Ein Exemplar des Brachelschen Gesangbuchs befand sich Ende des 19. Jahrhunderts im Besitz des Gymnasiallehrers Georg Hölscher in Recklinghausen, wo es unter anderem von dem katholischen Kirchenliedforscher Wilhelm Bäumker ausgewertet wurde. Es ist nicht identisch mit dem jetzt erworbenen, wie die nirgendwo erwähnte zweite Beibindung (Vom Leben Vnd Wunderzeichen der heyligen vnd würdigen Theresæ, Von Iesv, Stiffterin der Discalciaten Carmeliten : Zwey newe Lieder. Köln: Peter Brachel 1622) zeigt. Die erste Beibindung, eine Sammlung von zwölf Liedern zu Ehren der Heiligen Ignatius und Franz Xaver (ebenfalls 1622 von Peter Brachel verlegt und bislang verschollen), war hingegen auch Bäumker bekannt. Das neu aufgetauchte Exemplar wurde laut Besitzvermerk 1629 vom Kölner Jesuitenkolleg erworben, an dem Spee bis 1610 Schüler gewesen war.
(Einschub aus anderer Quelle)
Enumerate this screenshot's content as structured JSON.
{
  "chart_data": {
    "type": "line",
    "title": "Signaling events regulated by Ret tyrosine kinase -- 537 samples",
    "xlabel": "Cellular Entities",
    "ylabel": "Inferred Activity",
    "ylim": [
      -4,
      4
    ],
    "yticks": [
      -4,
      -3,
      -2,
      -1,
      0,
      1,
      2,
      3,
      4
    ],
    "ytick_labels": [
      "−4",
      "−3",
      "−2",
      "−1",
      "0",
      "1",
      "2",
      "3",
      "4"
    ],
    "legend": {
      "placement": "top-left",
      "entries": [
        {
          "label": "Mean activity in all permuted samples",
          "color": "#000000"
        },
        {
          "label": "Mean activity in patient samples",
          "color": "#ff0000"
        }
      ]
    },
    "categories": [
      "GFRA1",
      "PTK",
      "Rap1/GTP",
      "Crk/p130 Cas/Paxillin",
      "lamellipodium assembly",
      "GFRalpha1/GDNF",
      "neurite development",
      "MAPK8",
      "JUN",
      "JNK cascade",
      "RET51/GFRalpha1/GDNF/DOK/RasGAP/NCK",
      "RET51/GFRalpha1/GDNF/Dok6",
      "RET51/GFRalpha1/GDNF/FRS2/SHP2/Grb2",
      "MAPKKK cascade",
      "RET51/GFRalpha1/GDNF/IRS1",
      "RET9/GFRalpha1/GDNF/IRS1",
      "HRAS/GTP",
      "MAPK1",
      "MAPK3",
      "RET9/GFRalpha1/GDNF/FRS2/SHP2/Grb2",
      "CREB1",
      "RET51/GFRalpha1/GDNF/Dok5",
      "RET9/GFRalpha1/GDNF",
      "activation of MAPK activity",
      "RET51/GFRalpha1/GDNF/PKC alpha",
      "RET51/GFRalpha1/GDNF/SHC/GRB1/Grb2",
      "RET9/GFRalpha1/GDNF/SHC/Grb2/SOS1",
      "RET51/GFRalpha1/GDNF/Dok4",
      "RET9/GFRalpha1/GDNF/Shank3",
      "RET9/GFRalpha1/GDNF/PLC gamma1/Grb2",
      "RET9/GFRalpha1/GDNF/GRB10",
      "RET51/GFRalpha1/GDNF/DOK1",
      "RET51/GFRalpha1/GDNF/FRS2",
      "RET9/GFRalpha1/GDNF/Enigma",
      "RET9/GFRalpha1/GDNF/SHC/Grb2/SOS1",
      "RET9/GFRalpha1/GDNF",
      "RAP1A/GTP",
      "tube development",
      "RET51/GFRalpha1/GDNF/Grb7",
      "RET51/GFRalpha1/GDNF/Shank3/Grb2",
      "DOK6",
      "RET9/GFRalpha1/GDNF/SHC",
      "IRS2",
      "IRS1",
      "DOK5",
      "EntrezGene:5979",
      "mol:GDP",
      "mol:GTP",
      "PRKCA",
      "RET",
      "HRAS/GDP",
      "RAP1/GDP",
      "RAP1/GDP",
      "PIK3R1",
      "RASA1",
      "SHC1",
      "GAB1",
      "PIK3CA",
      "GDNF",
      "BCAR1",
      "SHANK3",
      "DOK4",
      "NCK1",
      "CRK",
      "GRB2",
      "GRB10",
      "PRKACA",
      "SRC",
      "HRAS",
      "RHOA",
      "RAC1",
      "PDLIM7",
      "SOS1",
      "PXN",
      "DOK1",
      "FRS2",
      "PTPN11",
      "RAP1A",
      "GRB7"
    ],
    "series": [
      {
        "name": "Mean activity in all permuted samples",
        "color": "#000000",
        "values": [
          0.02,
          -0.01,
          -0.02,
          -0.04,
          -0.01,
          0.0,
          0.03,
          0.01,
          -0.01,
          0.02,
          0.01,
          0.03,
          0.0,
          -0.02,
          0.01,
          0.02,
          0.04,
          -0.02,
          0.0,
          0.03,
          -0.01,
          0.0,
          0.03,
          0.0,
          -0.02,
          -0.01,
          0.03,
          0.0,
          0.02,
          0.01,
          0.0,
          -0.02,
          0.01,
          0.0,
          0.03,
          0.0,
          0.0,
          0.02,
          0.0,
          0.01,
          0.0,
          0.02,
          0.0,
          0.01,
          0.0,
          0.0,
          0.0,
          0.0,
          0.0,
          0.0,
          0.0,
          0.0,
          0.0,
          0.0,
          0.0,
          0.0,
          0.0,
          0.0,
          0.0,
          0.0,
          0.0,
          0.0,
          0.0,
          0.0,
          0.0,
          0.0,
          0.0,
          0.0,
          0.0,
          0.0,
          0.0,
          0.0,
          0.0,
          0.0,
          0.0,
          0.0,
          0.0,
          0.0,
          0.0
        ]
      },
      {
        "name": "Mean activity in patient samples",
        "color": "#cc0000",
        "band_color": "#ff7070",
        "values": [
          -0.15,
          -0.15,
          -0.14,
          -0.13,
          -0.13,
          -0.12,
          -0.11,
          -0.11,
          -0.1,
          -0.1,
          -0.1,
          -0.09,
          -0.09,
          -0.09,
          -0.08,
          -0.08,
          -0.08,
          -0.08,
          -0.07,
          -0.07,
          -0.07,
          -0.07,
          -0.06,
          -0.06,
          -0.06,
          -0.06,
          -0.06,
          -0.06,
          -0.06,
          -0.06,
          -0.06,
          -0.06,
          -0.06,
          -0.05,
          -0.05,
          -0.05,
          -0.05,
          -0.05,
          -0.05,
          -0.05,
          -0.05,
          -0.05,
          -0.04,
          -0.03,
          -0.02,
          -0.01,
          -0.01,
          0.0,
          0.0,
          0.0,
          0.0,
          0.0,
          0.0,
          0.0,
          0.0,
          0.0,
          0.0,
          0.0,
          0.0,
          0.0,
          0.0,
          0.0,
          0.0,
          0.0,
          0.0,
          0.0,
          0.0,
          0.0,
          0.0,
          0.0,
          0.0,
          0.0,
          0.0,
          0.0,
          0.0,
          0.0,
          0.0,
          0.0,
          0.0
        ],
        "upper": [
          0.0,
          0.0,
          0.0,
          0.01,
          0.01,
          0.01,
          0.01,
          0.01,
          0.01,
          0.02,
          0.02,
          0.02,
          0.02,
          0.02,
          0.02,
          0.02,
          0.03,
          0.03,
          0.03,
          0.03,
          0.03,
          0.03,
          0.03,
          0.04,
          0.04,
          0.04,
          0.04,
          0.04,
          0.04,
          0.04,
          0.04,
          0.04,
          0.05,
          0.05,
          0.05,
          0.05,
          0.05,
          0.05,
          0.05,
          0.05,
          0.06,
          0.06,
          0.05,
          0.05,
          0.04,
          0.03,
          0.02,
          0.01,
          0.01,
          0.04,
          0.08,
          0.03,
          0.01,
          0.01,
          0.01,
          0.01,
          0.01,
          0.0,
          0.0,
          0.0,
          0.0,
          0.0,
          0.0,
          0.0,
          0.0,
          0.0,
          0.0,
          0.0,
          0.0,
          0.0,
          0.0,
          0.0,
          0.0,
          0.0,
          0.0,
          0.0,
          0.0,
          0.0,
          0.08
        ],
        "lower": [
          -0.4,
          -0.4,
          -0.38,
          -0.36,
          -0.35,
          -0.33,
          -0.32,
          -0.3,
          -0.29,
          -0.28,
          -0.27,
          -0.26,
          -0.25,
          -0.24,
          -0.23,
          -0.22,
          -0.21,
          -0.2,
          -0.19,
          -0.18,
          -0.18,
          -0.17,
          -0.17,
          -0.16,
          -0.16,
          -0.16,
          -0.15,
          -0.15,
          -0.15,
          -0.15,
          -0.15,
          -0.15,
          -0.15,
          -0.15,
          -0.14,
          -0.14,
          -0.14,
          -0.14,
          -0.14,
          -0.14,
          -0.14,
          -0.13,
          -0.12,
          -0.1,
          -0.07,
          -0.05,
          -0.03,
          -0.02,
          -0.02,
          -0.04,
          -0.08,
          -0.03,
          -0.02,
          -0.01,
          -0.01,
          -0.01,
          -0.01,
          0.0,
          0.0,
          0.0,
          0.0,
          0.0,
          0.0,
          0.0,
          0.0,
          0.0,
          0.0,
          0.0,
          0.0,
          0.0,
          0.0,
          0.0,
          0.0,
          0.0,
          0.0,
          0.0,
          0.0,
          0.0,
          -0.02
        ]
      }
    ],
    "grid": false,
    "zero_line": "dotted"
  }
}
Eine Rekonstruktion des verlorenen Gesangbuchs publizierte van Oorschot 2004 im vierten Band seiner Spee-Ausgabe. Sie beruht zum großen Teil auf den älteren Vorabveröffentlichungen von Teilen des Gesangbuchs, die Spee 1621 und 1622 in Würzburg publizierte. So konnten alle 93 Melodien sowie 111 von 119 Texten, die Bäumker aufführt, von Oorschot identifiziert werden. Der Abgleich dieser Rekonstruktion mit dem wieder aufgefundenen Gesangbuch dürfte für die an Spee und dem katholischen Kirchengesang interessierte Forschungscommunity von besonderem Reiz sein. Hierzu wird der Druck in Kürze digital zur Verfügung gestellt. Eine erste Sichtung zeigt die große Genauigkeit der Rekonstruktion, die sogar die Orthographie des Originals mit einbezieht. Das Inhaltsverzeichnis führt 118 Lieder auf. Acht Lieder, die in dem Gesangbuch vermutet wurden, konnten nicht aufgefunden werden, während 13 darin vorhandene Lieder nicht Teil der Rekonstruktion sind. Dabei handelt es sich offenbar durchgehend um ältere Lieder, die nicht von Spee stammen. Dazu gehören das auf Martin Luther zurückgehende Gelobet seystu Jesu Christ (S. 132) und das lateinische Weihnachtslied Resonet in laudibus (S. 129, deutsch: Joseph, lieber Joseph mein). Auf Identifikation warten drei mit Noten versehene Stücke: Das kurze lateinische Ave Maria (S. 62), ein „Posaun“ überschriebener Ruf mit dem Text „Alleluia“ und „Erstanden ist der heylig Christ“ (S. 154) und die Letaney Von vnser lieben Frew zu Loreto, beginnend „Kyrie eleison“ (S. 211).
Der kleinformatige Sammelband mit den drei Liederbüchern konnte im Frühjahr 2022 von der Herzog August Bibliothek für die Sammlung Deutscher Drucke ersteigert werden.